I need to find all solutions in $\mathcal {D'}(\mathbb{R})$( distributions $T$ ) of this equation:
$id \cdot T' = 0$
$T'(\varphi ) = - T(\varphi ')$
I've already solved a similar equation $id \cdot T = 0$ and there the solutions were $c \cdot \delta_0 , \ c \in \mathbb{R}$
Could you help me with this one?
Thank you
Let us denote $S= T'$, then you have $$id\cdot S = 0,$$ which, as you already solved, yields $$S = c\delta_0.$$
Now you have $$S=T'= c\delta_0.$$ Apparently, now we need to solve this differential equation.
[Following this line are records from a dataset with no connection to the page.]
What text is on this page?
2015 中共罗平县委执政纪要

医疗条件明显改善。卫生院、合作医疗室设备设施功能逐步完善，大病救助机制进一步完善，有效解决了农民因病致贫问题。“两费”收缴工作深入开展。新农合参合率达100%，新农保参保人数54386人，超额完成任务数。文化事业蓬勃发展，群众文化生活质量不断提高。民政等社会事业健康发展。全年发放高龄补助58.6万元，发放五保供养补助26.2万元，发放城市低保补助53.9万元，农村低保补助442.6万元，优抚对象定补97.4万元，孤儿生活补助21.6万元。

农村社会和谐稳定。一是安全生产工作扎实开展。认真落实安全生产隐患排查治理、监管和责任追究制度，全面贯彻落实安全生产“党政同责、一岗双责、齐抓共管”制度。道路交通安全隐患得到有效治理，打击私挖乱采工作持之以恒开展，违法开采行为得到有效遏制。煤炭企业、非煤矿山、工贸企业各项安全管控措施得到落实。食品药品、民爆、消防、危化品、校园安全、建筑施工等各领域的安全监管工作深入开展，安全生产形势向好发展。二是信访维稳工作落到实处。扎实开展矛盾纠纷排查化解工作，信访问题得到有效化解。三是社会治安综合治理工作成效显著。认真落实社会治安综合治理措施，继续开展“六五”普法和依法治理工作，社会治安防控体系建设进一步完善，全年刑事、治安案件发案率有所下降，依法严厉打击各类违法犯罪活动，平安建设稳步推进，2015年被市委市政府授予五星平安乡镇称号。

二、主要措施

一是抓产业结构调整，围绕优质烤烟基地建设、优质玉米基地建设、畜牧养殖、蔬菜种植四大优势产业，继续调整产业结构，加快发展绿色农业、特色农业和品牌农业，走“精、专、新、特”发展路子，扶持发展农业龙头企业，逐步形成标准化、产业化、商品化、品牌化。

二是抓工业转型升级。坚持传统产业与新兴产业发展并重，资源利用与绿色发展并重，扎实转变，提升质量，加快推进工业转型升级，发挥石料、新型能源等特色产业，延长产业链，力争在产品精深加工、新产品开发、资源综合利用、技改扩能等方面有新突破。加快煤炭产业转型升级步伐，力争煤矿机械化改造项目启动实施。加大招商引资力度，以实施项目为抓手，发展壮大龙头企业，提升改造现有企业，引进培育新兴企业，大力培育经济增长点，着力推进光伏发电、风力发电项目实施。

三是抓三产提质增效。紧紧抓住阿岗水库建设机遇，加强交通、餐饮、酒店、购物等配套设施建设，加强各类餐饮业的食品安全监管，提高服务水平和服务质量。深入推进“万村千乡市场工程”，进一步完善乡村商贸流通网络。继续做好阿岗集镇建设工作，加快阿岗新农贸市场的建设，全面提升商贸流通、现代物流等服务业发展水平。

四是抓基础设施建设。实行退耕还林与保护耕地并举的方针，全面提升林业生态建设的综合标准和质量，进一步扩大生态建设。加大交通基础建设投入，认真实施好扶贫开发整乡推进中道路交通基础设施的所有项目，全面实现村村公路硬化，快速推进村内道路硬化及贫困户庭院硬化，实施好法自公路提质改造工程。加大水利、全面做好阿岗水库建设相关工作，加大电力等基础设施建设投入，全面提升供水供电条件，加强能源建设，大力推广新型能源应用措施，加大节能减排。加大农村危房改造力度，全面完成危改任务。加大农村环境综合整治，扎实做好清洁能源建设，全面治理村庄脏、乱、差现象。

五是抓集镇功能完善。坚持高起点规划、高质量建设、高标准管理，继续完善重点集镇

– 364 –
First of all, you should, by now, be able to guess a particular solution to this problem: if $H$ - the Heavyside function $$H(x)=\begin{cases}1,&x\ge 0,\\0,&x<0,\end{cases}$$ then $H'= \delta_0$. Therefore, we consider the equation
$$(T-cH)'=0.$$
It is an easy exercise to show that the distribution with zero derivative is a constant function (if you don't know how to prove it, ask in comments), hence we obtain that $$T-cH = a,$$ or $$T=a+cH,$$ where $a,c\in \Bbb C$ and $H$ - the Heavyside function.